Ransomware-Resilient Backups: Immutability and Recovery

The first time I watched a ransomware tabletop go sideways, it wasn’t the encryption that killed us — it was the realization that the same domain admin credential the attacker had stolen could also reach our backup server and our S3 bucket. We had backups. We had a lot of backups. And every single one of them was deletable by the identity that had just been compromised. That afternoon changed how I think about backups entirely: a backup you can delete under duress is not a backup, it’s a liability with a timestamp.

This post is strictly defensive. The goal is to make your backups survive an attacker who already has your credentials, your console, and a very bad attitude. Everything below is something you can build today with restic, borg, and S3 Object Lock.
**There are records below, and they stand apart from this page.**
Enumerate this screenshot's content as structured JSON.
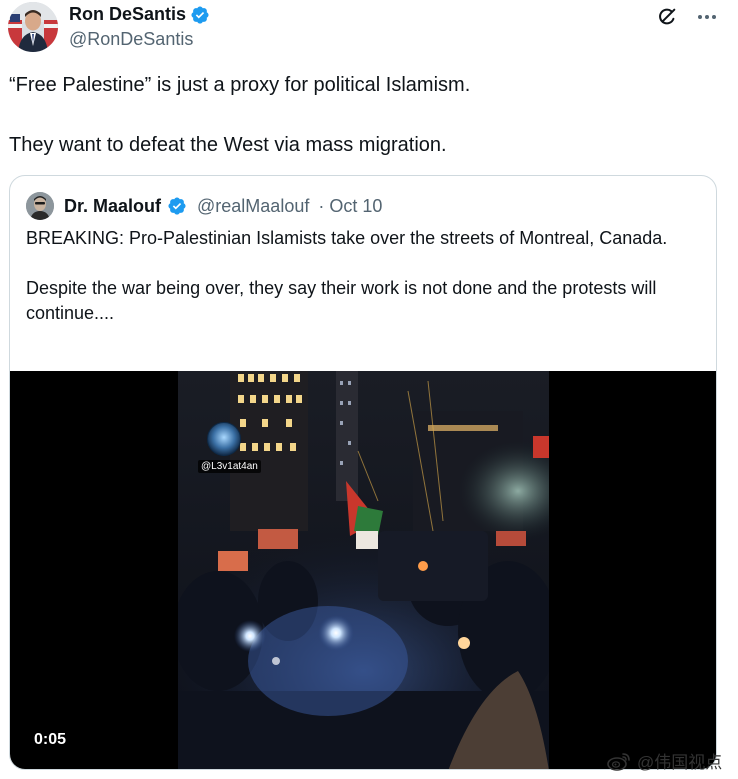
{
  "author": {
    "name": "Ron DeSantis",
    "handle": "@RonDeSantis",
    "avatar_icon": "user-avatar",
    "verified_icon": "verified-badge-icon"
  },
  "actions": {
    "grok_icon": "grok-icon",
    "more_icon": "more-options-icon"
  },
  "tweet": {
    "line1": "“Free Palestine” is just a proxy for political Islamism.",
    "line2": "They want to defeat the West via mass migration."
  },
  "quote": {
    "name": "Dr. Maalouf",
    "handle": "@realMaalouf",
    "date": "· Oct 10",
    "text1": "BREAKING: Pro-Palestinian Islamists take over the streets of Montreal, Canada.",
    "text2": "Despite the war being over, they say their work is not done and the protests will continue...."
  },
  "video": {
    "watermark_handle": "@L3v1at4an",
    "duration": "0:05"
  },
  "weibo_watermark": "@伟国视点",
  "colors": {
    "verified_blue": "#1d9bf0",
    "text_primary": "#0f1419",
    "text_secondary": "#536471",
    "border": "#cfd9de"
  }
}
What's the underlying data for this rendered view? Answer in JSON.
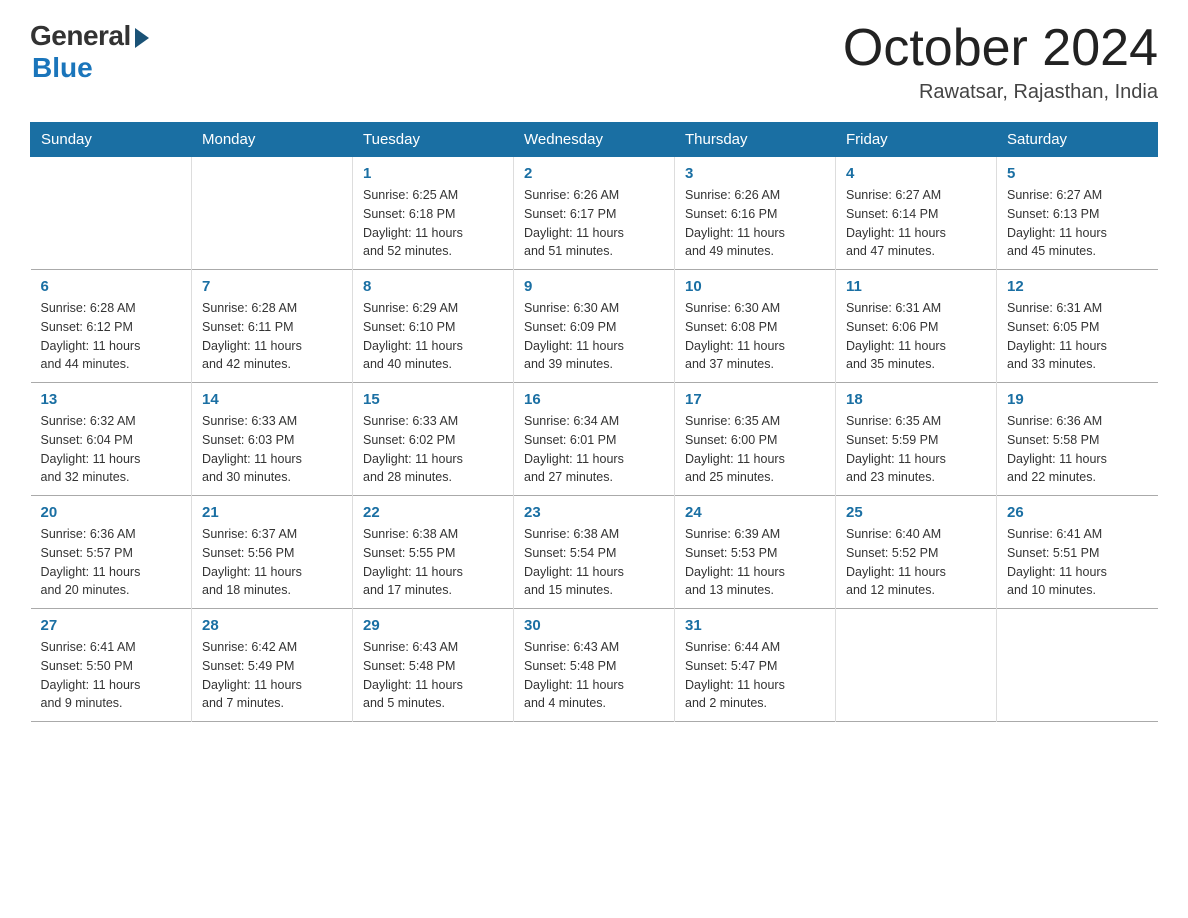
{
  "logo": {
    "general": "General",
    "blue": "Blue"
  },
  "title": "October 2024",
  "location": "Rawatsar, Rajasthan, India",
  "days_header": [
    "Sunday",
    "Monday",
    "Tuesday",
    "Wednesday",
    "Thursday",
    "Friday",
    "Saturday"
  ],
  "weeks": [
    [
      {
        "day": "",
        "info": ""
      },
      {
        "day": "",
        "info": ""
      },
      {
        "day": "1",
        "info": "Sunrise: 6:25 AM\nSunset: 6:18 PM\nDaylight: 11 hours\nand 52 minutes."
      },
      {
        "day": "2",
        "info": "Sunrise: 6:26 AM\nSunset: 6:17 PM\nDaylight: 11 hours\nand 51 minutes."
      },
      {
        "day": "3",
        "info": "Sunrise: 6:26 AM\nSunset: 6:16 PM\nDaylight: 11 hours\nand 49 minutes."
      },
      {
        "day": "4",
        "info": "Sunrise: 6:27 AM\nSunset: 6:14 PM\nDaylight: 11 hours\nand 47 minutes."
      },
      {
        "day": "5",
        "info": "Sunrise: 6:27 AM\nSunset: 6:13 PM\nDaylight: 11 hours\nand 45 minutes."
      }
    ],
    [
      {
        "day": "6",
        "info": "Sunrise: 6:28 AM\nSunset: 6:12 PM\nDaylight: 11 hours\nand 44 minutes."
      },
      {
        "day": "7",
        "info": "Sunrise: 6:28 AM\nSunset: 6:11 PM\nDaylight: 11 hours\nand 42 minutes."
      },
      {
        "day": "8",
        "info": "Sunrise: 6:29 AM\nSunset: 6:10 PM\nDaylight: 11 hours\nand 40 minutes."
      },
      {
        "day": "9",
        "info": "Sunrise: 6:30 AM\nSunset: 6:09 PM\nDaylight: 11 hours\nand 39 minutes."
      },
      {
        "day": "10",
        "info": "Sunrise: 6:30 AM\nSunset: 6:08 PM\nDaylight: 11 hours\nand 37 minutes."
      },
      {
        "day": "11",
        "info": "Sunrise: 6:31 AM\nSunset: 6:06 PM\nDaylight: 11 hours\nand 35 minutes."
      },
      {
        "day": "12",
        "info": "Sunrise: 6:31 AM\nSunset: 6:05 PM\nDaylight: 11 hours\nand 33 minutes."
      }
    ],
    [
      {
        "day": "13",
        "info": "Sunrise: 6:32 AM\nSunset: 6:04 PM\nDaylight: 11 hours\nand 32 minutes."
      },
      {
        "day": "14",
        "info": "Sunrise: 6:33 AM\nSunset: 6:03 PM\nDaylight: 11 hours\nand 30 minutes."
      },
      {
        "day": "15",
        "info": "Sunrise: 6:33 AM\nSunset: 6:02 PM\nDaylight: 11 hours\nand 28 minutes."
      },
      {
        "day": "16",
        "info": "Sunrise: 6:34 AM\nSunset: 6:01 PM\nDaylight: 11 hours\nand 27 minutes."
      },
      {
        "day": "17",
        "info": "Sunrise: 6:35 AM\nSunset: 6:00 PM\nDaylight: 11 hours\nand 25 minutes."
      },
      {
        "day": "18",
        "info": "Sunrise: 6:35 AM\nSunset: 5:59 PM\nDaylight: 11 hours\nand 23 minutes."
      },
      {
        "day": "19",
        "info": "Sunrise: 6:36 AM\nSunset: 5:58 PM\nDaylight: 11 hours\nand 22 minutes."
      }
    ],
    [
      {
        "day": "20",
        "info": "Sunrise: 6:36 AM\nSunset: 5:57 PM\nDaylight: 11 hours\nand 20 minutes."
      },
      {
        "day": "21",
        "info": "Sunrise: 6:37 AM\nSunset: 5:56 PM\nDaylight: 11 hours\nand 18 minutes."
      },
      {
        "day": "22",
        "info": "Sunrise: 6:38 AM\nSunset: 5:55 PM\nDaylight: 11 hours\nand 17 minutes."
      },
      {
        "day": "23",
        "info": "Sunrise: 6:38 AM\nSunset: 5:54 PM\nDaylight: 11 hours\nand 15 minutes."
      },
      {
        "day": "24",
        "info": "Sunrise: 6:39 AM\nSunset: 5:53 PM\nDaylight: 11 hours\nand 13 minutes."
      },
      {
        "day": "25",
        "info": "Sunrise: 6:40 AM\nSunset: 5:52 PM\nDaylight: 11 hours\nand 12 minutes."
      },
      {
        "day": "26",
        "info": "Sunrise: 6:41 AM\nSunset: 5:51 PM\nDaylight: 11 hours\nand 10 minutes."
      }
    ],
    [
      {
        "day": "27",
        "info": "Sunrise: 6:41 AM\nSunset: 5:50 PM\nDaylight: 11 hours\nand 9 minutes."
      },
      {
        "day": "28",
        "info": "Sunrise: 6:42 AM\nSunset: 5:49 PM\nDaylight: 11 hours\nand 7 minutes."
      },
      {
        "day": "29",
        "info": "Sunrise: 6:43 AM\nSunset: 5:48 PM\nDaylight: 11 hours\nand 5 minutes."
      },
      {
        "day": "30",
        "info": "Sunrise: 6:43 AM\nSunset: 5:48 PM\nDaylight: 11 hours\nand 4 minutes."
      },
      {
        "day": "31",
        "info": "Sunrise: 6:44 AM\nSunset: 5:47 PM\nDaylight: 11 hours\nand 2 minutes."
      },
      {
        "day": "",
        "info": ""
      },
      {
        "day": "",
        "info": ""
      }
    ]
  ]
}
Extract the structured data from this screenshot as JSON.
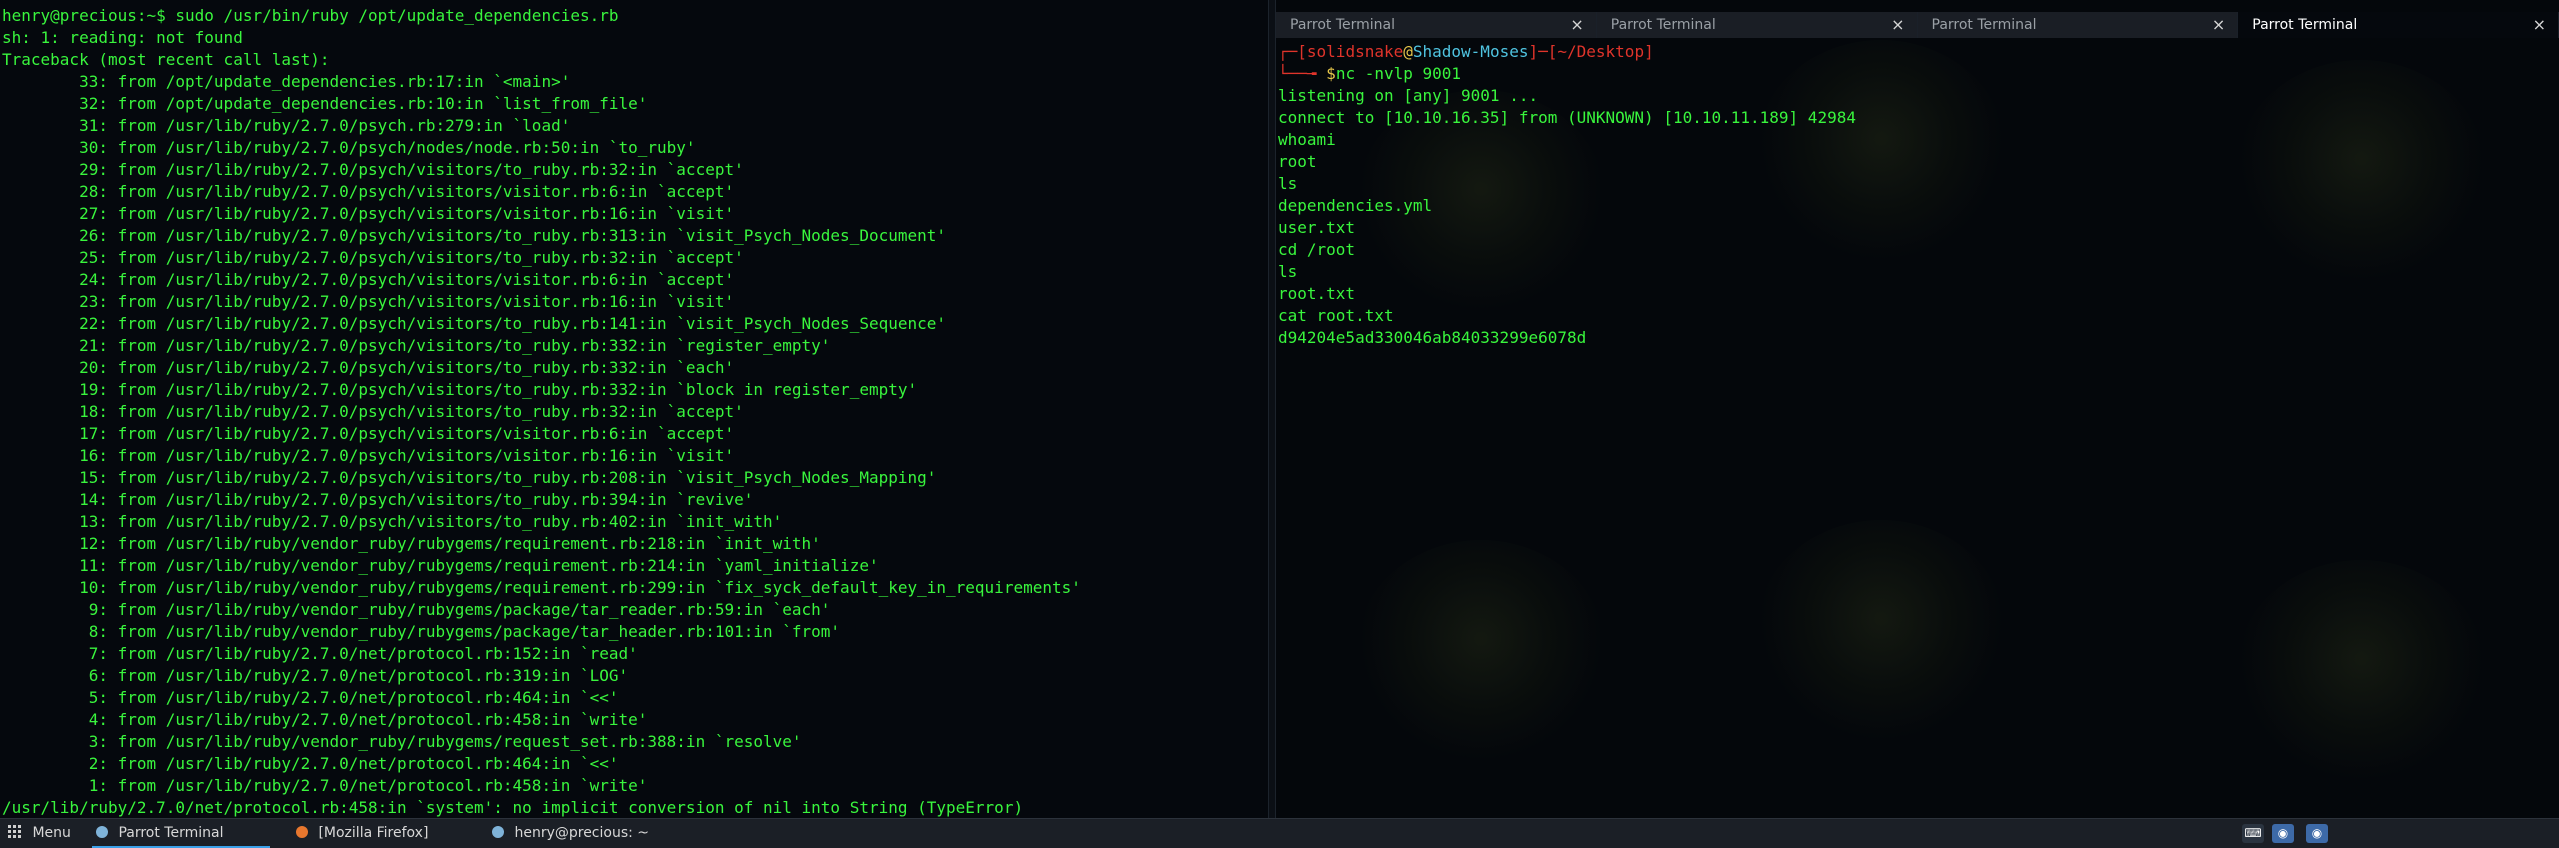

The 3-2-1-1-0 Rule Is the Whole Game

The classic 3-2-1 rule (three copies, two media types, one offsite) predates ransomware. The modern version adds two critical digits: 3-2-1-1-0.

3 copies of your data
2 different media or storage classes
1 copy offsite
1 copy that is offline or immutable (air-gapped, or write-once-read-many)
0 errors verified through regular restore testing

The last two are the ones that defeat ransomware specifically. An online, mutable replica is not protection — it’s a second target. The “1” immutable copy is what an attacker physically cannot encrypt or delete, and the “0” is the recovery drill that proves the copy actually restores. Most breached organizations had the first three numbers. Almost none had the last two.

S3 Object Lock: Compliance vs Governance Mode

S3 Object Lock gives you WORM (write-once-read-many) storage in the cloud. It must be enabled at bucket creation — you cannot retrofit it onto an existing bucket.

aws s3api create-bucket \
  --bucket acme-immutable-backups \
  --object-lock-enabled-for-bucket \
  --region us-east-1

aws s3api put-object-lock-configuration \
  --bucket acme-immutable-backups \
  --object-lock-configuration '{
    "ObjectLockEnabled": "Enabled",
    "Rule": { "DefaultRetention": { "Mode": "COMPLIANCE", "Days": 30 } }
  }'

The mode choice is the whole security decision:

Governance mode can be overridden by an identity holding s3:BypassGovernanceRetention. It protects against accidents and ordinary users, but a sufficiently privileged attacker (or root) can still bypass it. Useful, but not ransomware-proof on its own.
Compliance mode cannot be bypassed by anyone — not your admins, not your root account, not AWS support — until the retention period expires. This is the real air gap in the cloud.

For ransomware resilience, use Compliance mode for your immutable tier. Yes, it means you genuinely cannot delete those objects early, even if you fat-finger a 7-year retention. Start with a short window (7–30 days) until you trust your tooling.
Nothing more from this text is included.